If one party has complied with the disclosure procedure, but the other has not, the complying party may file: 1) motion to compel, 2) motion for an order preventing the noncomplying party from presenting evidence on issues, 3) motion to grant the complying party’s voluntary waiver of receipt of the noncomplying party’s preliminary and final disclosures, or 4) request monetary sanctions. (F.C. §2107). Finally, a court may set aside a judgment if the disclosure requirements were not met. (F.C. §2107(d)).

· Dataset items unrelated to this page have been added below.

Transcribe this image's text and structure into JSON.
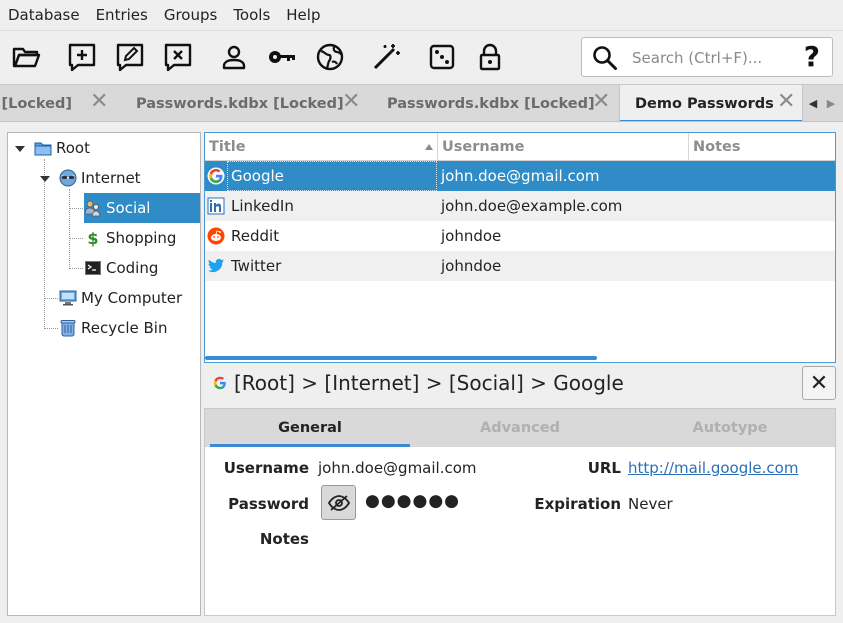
{
  "menu": {
    "items": [
      {
        "label": "Database"
      },
      {
        "label": "Entries"
      },
      {
        "label": "Groups"
      },
      {
        "label": "Tools"
      },
      {
        "label": "Help"
      }
    ]
  },
  "toolbar": {
    "buttons": [
      {
        "icon": "open-folder-icon"
      },
      {
        "icon": "add-entry-icon"
      },
      {
        "icon": "edit-entry-icon"
      },
      {
        "icon": "delete-entry-icon"
      },
      {
        "icon": "user-icon"
      },
      {
        "icon": "key-icon"
      },
      {
        "icon": "globe-icon"
      },
      {
        "icon": "magic-wand-icon"
      },
      {
        "icon": "dice-icon"
      },
      {
        "icon": "lock-icon"
      }
    ],
    "search": {
      "placeholder": "Search (Ctrl+F)...",
      "value": "",
      "help": "?"
    }
  },
  "tabs": [
    {
      "label": "x [Locked]",
      "active": false
    },
    {
      "label": "Passwords.kdbx [Locked]",
      "active": false
    },
    {
      "label": "Passwords.kdbx [Locked]",
      "active": false
    },
    {
      "label": "Demo Passwords",
      "active": true
    }
  ],
  "tab_close_glyph": "✕",
  "tree": {
    "items": [
      {
        "label": "Root",
        "icon": "folder-icon",
        "level": 0,
        "expanded": true
      },
      {
        "label": "Internet",
        "icon": "network-globe-icon",
        "level": 1,
        "expanded": true
      },
      {
        "label": "Social",
        "icon": "people-icon",
        "level": 2,
        "selected": true
      },
      {
        "label": "Shopping",
        "icon": "dollar-icon",
        "level": 2
      },
      {
        "label": "Coding",
        "icon": "terminal-icon",
        "level": 2
      },
      {
        "label": "My Computer",
        "icon": "computer-icon",
        "level": 1
      },
      {
        "label": "Recycle Bin",
        "icon": "trash-bin-icon",
        "level": 1
      }
    ]
  },
  "entries": {
    "columns": [
      "Title",
      "Username",
      "Notes"
    ],
    "rows": [
      {
        "title": "Google",
        "username": "john.doe@gmail.com",
        "notes": "",
        "icon": "google-icon",
        "selected": true
      },
      {
        "title": "LinkedIn",
        "username": "john.doe@example.com",
        "notes": "",
        "icon": "linkedin-icon"
      },
      {
        "title": "Reddit",
        "username": "johndoe",
        "notes": "",
        "icon": "reddit-icon"
      },
      {
        "title": "Twitter",
        "username": "johndoe",
        "notes": "",
        "icon": "twitter-icon"
      }
    ]
  },
  "details": {
    "path": "[Root] > [Internet] > [Social] > Google",
    "close": "✕",
    "tabs": [
      "General",
      "Advanced",
      "Autotype"
    ],
    "fields": {
      "username_label": "Username",
      "username_value": "john.doe@gmail.com",
      "password_label": "Password",
      "password_value": "●●●●●●",
      "notes_label": "Notes",
      "url_label": "URL",
      "url_value": "http://mail.google.com",
      "expiration_label": "Expiration",
      "expiration_value": "Never"
    }
  },
  "colors": {
    "selection": "#308cc6",
    "accent": "#3a8ad8",
    "link": "#2a6fb8"
  }
}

Disclosure requirements differ in summary dissolution proceedings and in cases involving default judgments. In summary dissolution proceedings the exchange of Preliminary Declarations of Disclosure are done by completing the worksheets provide in the Summary Dissolution Information packet (Judicial Council form FL-810). Final Declarations of Disclosure are not required in summary proceedings.  (See F.C. § 2109).  In true defaults (where there are no marital settlement agreements) only the Petitioner is required to serve Preliminary Declarations of Disclosure and may waive his/her obligations in connection with Final Declarations of Disclosure. In default judgments with agreements, the Family Code requires both parties to exchange Preliminary Declarations of Disclosures. The parties may elect to waive the Final Declaration of Disclosure requirement.